A Better Gifting Guide

So this week, Wizards came out with their official gift-giving guide for people that play Magic or people that know people who play Magic. It’s nice, right?

Gifts for the new player, the experienced, and everyone on a spectrum between.

However, it’s mostly bunk. It’s either preconstructed and at a rather fixed value (Planechase Anthology and Commander 2016) or it’s some form of booster pack buying. Buying someone boosters is exactly like giving them a stocking full of scratcher tickets, only they won’t feel the same need to sort and store all the losing tickets the way most of us sort and file the chaff that comes into our lives.

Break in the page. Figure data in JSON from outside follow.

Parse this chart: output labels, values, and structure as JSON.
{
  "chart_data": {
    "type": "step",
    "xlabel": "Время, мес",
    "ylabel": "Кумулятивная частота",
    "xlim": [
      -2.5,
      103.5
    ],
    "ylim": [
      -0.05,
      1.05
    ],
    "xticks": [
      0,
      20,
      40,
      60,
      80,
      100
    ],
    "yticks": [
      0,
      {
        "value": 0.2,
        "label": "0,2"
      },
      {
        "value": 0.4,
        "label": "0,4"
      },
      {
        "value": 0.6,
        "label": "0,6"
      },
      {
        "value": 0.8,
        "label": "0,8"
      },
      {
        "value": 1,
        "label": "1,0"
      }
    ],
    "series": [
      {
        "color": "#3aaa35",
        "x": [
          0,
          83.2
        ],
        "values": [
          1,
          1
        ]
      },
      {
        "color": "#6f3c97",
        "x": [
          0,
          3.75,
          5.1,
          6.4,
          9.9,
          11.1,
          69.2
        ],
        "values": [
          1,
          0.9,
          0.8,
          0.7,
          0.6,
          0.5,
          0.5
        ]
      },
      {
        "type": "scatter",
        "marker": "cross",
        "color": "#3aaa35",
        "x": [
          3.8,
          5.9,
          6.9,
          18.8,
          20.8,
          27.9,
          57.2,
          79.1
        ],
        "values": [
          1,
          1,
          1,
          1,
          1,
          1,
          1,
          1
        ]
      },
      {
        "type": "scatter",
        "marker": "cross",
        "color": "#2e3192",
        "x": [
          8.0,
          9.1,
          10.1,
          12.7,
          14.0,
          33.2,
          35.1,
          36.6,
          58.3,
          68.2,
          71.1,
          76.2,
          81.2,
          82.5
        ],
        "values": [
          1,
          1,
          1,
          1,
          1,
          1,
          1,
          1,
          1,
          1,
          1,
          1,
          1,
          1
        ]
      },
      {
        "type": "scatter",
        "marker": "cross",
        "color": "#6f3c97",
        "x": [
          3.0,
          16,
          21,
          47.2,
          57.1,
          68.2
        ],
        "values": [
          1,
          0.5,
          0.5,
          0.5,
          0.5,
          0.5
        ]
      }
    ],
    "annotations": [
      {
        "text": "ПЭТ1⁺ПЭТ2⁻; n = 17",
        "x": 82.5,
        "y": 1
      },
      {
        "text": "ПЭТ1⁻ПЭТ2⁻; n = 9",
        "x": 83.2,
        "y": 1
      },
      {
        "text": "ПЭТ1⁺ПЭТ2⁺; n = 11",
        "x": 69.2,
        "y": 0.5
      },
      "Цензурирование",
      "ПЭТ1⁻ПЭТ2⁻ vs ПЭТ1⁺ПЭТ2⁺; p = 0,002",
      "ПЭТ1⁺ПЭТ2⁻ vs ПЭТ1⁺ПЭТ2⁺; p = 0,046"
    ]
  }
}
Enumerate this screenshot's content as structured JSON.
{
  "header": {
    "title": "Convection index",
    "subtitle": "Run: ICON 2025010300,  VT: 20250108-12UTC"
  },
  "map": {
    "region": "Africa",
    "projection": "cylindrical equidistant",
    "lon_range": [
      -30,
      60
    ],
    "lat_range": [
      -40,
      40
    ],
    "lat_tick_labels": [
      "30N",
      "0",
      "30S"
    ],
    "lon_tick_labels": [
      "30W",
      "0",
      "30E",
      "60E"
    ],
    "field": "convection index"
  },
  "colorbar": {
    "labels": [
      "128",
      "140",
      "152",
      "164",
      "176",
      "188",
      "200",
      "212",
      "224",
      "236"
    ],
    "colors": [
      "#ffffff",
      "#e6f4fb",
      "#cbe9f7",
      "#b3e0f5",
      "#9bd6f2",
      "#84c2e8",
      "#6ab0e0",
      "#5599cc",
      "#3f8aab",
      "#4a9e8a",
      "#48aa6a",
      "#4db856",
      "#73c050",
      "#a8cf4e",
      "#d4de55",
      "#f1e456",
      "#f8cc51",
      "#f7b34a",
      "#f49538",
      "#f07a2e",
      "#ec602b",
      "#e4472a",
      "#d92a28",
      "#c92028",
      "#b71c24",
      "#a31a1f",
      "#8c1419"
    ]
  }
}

Last year, at Father’s Day, there was a single $25 (or so, I’m not certain) pack of Modern Masters 2013 for me from a friend. I had to stop and think about what the pack had cost, what it was likely to contain, and whether I wanted to open it.

While I considered all of this, he got impatient with me and told me to open it. So I did. Hello, $25 Grand Arbiter Augustin IV! Hello foil Mothdust Changeling! Hello, not-valuable-uncommons and commons!

So this week, I want to give you all some buying advice.

Gift #1: Store Credit

Not all local stores do this, and not everyone has a store they can go to. But you should look at it for the Magic player in your life. Maybe they want a draft. Or a sweet foil. Or twenty sodas. Who’s to say? But you’ll be getting them what they want, and that’s the best sort of gift.

Really, that’s the best advice anyone could give. You’re supporting a brick-and-mortar store, you’re enabling in-person, healthy gaming. Whatever they end up spending it on, godspeed.

This also applies to big online sites. Lots of them offer gift certificates, and while you can’t buy drafts with such a gift, you can still enable someone to make their own financial decision, instead of the crapshoot of opening packs.

Gift #2: Etsy

Have you seen the ridiculously sweet things you can buy on Etsy for people who play Magic? I don’t want to link them, for fear of favoritism, but here’s a sampling:

  • Five colors of shotglasses
  • Magic-themed wall art
  • Deck boxes, 60 cards up to a whole Cube
  • Bags/Binders/Carriers
  • Dice (oh that’s a rabbit hole, is custom dice)
  • Apparel
  • And so on!

My point is that rather than try to guess what sort of accessories someone would want, simply enable them to get the ones that they think are amazing.

Gift #3: Time

If you’re someone who has no responsibilities, then this gift won’t apply to you. Me, I appreciate when someone close to me says, “I’ve got the kids tonight. Go draft twice in a row and sprinkle in a Commander game and some trading.”

That’s a gift. Maybe you want to help someone travel to a GP or other big event, and you offer to feed the cat or something. You’re enabling someone to take longer and have an experience–something we remember for a longer time and with greather satisfaction than owning a thing.

Gift #4: Things they hesitate on for some reason

I’m donating to two different Patreon accounts these days. Both have episodic content that I enjoy a lot and I want to support. Took me a long while to come around to that, though. It’s worth the price and it’s a worthwhile goal to support people who make content that I enjoy. Help someone else do the same.

Buy someone a membership at a site that will help them track prices, organize collections, and read great articles from some of the best financial minds in the business. ProTrader is only five bucks a month! What a deal!

 

My goal here is to get you thinking about more than just crass packs. There’s endless things to gift someone, and that doesn’t even take into account things you might make them. But do them, and yourself, a favor: skip Wizards’ promotion of boosters and go after something more functional or personal.